LFW performed slightly better
The funneled color crop version of LFW reached 82.0% top-1 accuracy and 94.5% top-5 accuracy. The condition is closer to what SFace expects: color face crops that are somewhat aligned.
LFW had a clearer gap between same-person and different-person pairs
For Olivetti Faces, the mean cosine similarity was 0.722 for same-person pairs and 0.577 for different-person pairs. The gap was 0.145. For LFW, the mean was 0.463 for same-person pairs and 0.228 for different-person pairs, with a larger gap of 0.235. The absolute values were lower for LFW, but the separation between same-person and different-person pairs was clearer.
This is not complete identification
Even on LFW, 18% of queries had a different person as the top-1 nearest neighbor. This is training-free nearest neighbor search, not a trained classifier. It also does not add face detection or landmark alignment.
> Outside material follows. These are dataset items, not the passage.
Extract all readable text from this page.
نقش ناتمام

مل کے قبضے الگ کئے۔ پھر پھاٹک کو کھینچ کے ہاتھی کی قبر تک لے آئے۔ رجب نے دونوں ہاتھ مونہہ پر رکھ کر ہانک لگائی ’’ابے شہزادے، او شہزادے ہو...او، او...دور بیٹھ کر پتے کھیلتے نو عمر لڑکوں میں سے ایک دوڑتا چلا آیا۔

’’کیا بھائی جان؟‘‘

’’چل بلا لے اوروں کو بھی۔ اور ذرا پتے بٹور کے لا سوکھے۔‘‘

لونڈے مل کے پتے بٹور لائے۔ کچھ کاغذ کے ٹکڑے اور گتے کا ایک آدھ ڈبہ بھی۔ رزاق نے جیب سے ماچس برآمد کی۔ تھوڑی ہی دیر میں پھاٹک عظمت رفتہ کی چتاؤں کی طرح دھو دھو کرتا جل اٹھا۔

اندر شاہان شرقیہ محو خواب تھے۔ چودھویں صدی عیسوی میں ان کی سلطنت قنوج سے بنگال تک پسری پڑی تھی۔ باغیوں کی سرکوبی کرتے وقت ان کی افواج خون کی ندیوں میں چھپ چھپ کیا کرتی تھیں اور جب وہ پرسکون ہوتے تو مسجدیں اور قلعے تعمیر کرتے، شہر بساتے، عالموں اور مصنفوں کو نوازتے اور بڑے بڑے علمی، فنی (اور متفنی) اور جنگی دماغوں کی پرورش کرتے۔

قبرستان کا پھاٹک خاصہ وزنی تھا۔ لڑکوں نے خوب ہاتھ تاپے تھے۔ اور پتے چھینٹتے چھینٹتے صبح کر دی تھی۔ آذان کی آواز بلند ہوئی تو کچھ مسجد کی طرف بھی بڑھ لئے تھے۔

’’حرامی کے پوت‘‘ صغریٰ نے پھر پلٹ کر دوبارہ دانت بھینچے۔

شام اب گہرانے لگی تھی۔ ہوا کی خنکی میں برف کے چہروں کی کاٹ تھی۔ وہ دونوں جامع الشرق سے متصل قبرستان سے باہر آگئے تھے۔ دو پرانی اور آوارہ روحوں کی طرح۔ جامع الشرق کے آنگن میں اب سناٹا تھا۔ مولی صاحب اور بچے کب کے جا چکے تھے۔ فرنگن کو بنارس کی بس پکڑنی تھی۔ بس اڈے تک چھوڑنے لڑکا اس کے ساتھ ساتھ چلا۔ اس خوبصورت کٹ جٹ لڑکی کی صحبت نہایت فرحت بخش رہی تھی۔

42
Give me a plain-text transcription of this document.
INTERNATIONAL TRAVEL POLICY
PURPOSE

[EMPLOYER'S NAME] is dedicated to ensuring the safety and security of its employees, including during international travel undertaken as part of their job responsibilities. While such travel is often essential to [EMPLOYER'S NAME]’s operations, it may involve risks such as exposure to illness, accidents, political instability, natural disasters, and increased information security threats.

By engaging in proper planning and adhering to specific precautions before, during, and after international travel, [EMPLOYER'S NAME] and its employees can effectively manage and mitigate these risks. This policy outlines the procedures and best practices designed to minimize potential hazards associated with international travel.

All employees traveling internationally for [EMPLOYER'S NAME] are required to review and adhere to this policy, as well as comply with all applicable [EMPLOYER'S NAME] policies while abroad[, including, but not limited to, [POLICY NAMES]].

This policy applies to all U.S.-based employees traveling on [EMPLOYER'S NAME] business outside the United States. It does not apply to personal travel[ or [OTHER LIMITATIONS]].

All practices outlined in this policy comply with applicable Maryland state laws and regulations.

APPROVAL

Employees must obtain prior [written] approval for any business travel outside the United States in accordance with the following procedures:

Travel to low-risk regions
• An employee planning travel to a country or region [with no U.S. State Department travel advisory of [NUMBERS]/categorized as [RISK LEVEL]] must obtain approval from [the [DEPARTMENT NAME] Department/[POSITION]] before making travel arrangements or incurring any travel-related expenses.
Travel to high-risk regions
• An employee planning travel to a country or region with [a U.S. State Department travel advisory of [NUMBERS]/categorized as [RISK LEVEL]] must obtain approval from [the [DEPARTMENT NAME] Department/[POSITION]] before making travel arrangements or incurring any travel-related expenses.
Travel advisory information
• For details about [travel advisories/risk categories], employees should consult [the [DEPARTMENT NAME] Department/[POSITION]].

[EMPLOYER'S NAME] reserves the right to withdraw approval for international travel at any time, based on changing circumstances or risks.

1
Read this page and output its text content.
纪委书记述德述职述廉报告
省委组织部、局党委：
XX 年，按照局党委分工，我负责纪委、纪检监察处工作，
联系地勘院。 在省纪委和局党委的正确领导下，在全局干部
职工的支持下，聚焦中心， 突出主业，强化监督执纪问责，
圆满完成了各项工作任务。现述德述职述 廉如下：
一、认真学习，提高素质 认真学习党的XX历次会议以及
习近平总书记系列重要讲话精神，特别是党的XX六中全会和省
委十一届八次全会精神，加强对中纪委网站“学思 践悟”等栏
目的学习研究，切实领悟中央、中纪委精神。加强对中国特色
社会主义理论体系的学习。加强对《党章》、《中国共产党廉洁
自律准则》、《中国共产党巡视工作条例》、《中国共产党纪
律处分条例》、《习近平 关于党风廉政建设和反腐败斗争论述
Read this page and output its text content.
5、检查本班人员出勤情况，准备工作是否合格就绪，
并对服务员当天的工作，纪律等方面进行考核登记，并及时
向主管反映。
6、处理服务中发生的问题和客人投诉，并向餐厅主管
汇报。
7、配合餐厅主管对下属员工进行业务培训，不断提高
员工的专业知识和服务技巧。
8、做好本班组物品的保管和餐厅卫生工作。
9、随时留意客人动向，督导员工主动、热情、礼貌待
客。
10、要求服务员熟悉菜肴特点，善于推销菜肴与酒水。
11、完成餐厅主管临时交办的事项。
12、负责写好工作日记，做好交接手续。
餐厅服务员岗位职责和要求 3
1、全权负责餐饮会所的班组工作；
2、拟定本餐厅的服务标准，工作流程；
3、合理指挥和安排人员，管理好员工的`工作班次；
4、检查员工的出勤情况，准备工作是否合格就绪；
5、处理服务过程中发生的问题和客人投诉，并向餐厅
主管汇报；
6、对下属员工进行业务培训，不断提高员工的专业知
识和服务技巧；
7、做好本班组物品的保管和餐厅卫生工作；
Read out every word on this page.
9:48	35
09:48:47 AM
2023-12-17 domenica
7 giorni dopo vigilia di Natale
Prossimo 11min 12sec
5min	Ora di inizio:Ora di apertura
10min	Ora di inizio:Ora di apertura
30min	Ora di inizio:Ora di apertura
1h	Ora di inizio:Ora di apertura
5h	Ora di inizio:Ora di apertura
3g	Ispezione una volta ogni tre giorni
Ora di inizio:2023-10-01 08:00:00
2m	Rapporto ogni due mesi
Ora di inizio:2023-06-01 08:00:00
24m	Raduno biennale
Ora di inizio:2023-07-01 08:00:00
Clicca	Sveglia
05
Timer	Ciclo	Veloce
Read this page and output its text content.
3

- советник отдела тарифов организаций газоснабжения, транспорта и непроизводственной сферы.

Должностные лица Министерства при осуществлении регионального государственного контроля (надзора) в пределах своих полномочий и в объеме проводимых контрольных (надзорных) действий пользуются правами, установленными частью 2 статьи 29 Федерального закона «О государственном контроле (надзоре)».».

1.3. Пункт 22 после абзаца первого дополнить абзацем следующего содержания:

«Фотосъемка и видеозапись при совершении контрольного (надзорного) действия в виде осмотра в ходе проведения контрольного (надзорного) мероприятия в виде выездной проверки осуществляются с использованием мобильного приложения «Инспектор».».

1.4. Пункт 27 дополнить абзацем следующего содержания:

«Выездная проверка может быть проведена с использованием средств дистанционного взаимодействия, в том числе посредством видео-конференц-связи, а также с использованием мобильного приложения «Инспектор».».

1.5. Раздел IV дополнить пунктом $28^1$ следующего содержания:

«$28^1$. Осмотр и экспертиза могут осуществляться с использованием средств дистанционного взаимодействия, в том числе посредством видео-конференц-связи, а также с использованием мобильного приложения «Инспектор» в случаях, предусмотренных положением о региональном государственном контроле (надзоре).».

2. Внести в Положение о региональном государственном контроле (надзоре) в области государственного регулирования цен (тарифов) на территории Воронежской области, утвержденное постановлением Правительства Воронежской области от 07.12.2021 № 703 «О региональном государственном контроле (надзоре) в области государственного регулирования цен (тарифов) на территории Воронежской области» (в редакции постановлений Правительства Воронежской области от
So this should be read as a technical check under this specific condition, not as a general face recognition benchmark.
Embedding generation was lightweight
Generating embeddings for 400 images took about 2.3 seconds for both datasets. That is about 0.0058 seconds per image. At this scale, it was very manageable even on CPU.
SFace felt quite practical as a component for turning face images into numbers that are easy to compare. It can be called directly through OpenCV's FaceRecognizerSF
, and the lab also fixes the model URL and verifies the SHA-256 hash, which makes the experiment easy to reproduce.
Humans probably do not recognize someone from the face alone either. We also use voice, speaking style, clothing, and the surrounding context to remember who someone might be. Seen that way, if this result is used as one reference signal rather than as a complete face-only identifier, integrating it into an LLM agent feels realistic.